Un drame sanglant a secoué Damas ce dimanche lorsqu’un kamikaze a ciblé l’église Saint-Elie, située dans le quartier de Dwelaa. L’attaque, revendiquée par les autorités locales comme l’œuvre de l’État islamique, a provoqué une explosion dévastatrice suivie de tirs, semant la panique parmi les fidèles présents. Les bilans officiels font état de 22 morts et 63 blessés, dont plusieurs enfants et personnes âgées.

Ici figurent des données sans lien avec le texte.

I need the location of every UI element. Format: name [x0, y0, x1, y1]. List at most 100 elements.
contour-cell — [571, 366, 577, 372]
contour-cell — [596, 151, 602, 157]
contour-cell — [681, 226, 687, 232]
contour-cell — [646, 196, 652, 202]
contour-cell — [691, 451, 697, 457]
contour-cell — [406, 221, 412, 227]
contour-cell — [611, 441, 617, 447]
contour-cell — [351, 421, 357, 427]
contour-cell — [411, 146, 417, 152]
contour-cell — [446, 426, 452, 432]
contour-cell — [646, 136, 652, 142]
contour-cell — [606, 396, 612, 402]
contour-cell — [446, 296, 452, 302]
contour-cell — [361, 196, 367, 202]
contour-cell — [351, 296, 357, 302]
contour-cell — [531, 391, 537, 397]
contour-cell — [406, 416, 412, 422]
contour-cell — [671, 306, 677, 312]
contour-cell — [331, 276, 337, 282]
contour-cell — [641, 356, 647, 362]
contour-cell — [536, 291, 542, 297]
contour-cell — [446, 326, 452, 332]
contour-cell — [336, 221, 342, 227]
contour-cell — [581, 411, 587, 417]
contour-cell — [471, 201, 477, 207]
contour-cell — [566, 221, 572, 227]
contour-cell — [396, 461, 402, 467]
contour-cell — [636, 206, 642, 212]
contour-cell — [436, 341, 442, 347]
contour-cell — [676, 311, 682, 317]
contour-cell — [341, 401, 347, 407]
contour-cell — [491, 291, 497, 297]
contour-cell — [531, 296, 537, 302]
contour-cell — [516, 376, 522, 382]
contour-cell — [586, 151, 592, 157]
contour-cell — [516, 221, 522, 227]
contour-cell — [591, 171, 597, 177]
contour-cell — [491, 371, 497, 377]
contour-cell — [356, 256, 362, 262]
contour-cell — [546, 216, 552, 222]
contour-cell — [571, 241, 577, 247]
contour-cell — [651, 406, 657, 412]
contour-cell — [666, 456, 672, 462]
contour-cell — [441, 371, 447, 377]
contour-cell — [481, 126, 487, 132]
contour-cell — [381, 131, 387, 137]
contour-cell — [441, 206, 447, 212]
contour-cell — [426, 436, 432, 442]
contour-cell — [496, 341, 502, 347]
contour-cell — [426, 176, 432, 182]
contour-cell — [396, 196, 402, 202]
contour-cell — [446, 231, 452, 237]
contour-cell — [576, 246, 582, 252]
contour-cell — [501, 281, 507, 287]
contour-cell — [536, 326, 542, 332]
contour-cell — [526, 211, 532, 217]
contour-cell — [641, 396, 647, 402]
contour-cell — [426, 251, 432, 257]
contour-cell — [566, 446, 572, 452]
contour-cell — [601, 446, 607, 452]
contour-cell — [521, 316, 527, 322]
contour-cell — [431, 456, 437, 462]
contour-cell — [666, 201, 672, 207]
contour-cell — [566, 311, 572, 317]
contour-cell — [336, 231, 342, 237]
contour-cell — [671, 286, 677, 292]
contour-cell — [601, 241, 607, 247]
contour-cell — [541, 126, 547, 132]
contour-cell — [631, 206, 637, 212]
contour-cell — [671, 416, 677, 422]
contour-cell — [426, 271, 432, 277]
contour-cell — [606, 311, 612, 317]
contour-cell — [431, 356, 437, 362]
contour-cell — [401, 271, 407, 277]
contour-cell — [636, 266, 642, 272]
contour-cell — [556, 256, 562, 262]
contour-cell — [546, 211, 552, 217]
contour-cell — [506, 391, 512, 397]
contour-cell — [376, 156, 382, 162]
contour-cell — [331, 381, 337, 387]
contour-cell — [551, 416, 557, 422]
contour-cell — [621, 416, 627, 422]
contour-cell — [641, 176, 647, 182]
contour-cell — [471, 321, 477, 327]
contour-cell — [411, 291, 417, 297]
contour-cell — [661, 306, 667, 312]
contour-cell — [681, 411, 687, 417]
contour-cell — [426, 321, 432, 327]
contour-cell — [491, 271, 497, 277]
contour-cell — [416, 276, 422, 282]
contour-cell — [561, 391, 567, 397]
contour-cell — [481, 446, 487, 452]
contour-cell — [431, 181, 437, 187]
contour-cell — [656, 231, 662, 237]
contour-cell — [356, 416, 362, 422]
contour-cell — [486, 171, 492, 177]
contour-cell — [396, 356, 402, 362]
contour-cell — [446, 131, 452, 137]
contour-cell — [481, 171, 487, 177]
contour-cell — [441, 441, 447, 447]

Les images des lieux montrent une scène de désolation : des bancs pulvérisés, des icônes brisées et des traces de sang recouvrant le sol. Des témoins évoquent un assaillant armé ayant ouvert le feu avant de déclencher sa ceinture explosive. « Nous avons entendu des détonations, puis tout a tremblé », raconte un habitant du quartier, encore sous le choc. Parmi les familles endeuillées, une mère cherche désespérément son fils, dont le téléphone reste injoignable.
La communauté internationale a unanimement condamné cet acte qualifié de « lâche » et « abject ». Plusieurs pays, dont la France et les États-Unis, ont appelé à protéger les minorités religieuses dans ce contexte de transition politique fragile. Les nouvelles autorités syriennes, issues du renversement de Bachar al-Assad fin 2024, sont sommées d’enquêter rigoureusement et de garantir la sécurité des lieux de culte.
Le ministère syrien de l’Intérieur assure que cette attaque vise à « saper la coexistence pacifique » entre les communautés. Toutefois, le patriarcat orthodoxe local exige des mesures concrètes pour prévenir de tels drames. Malgré les récentes opérations antiterroristes menées contre des cellules dormantes de l’EI, la menace persiste, rappelant l’urgence d’une stabilisation durable du pays.
Cette tragédie intervient dans un pays encore marqué par une décennie de conflit, où l’État islamique, bien qu’affaibli, conserve une capacité de nuisance. Les zones désertiques syriennes serviraient toujours de refuge à des groupes jihadistes, selon les analystes. Les autorités promettent de « poursuivre les efforts pour rétablir la paix », mais le chemin s’annonce semé d’embûches.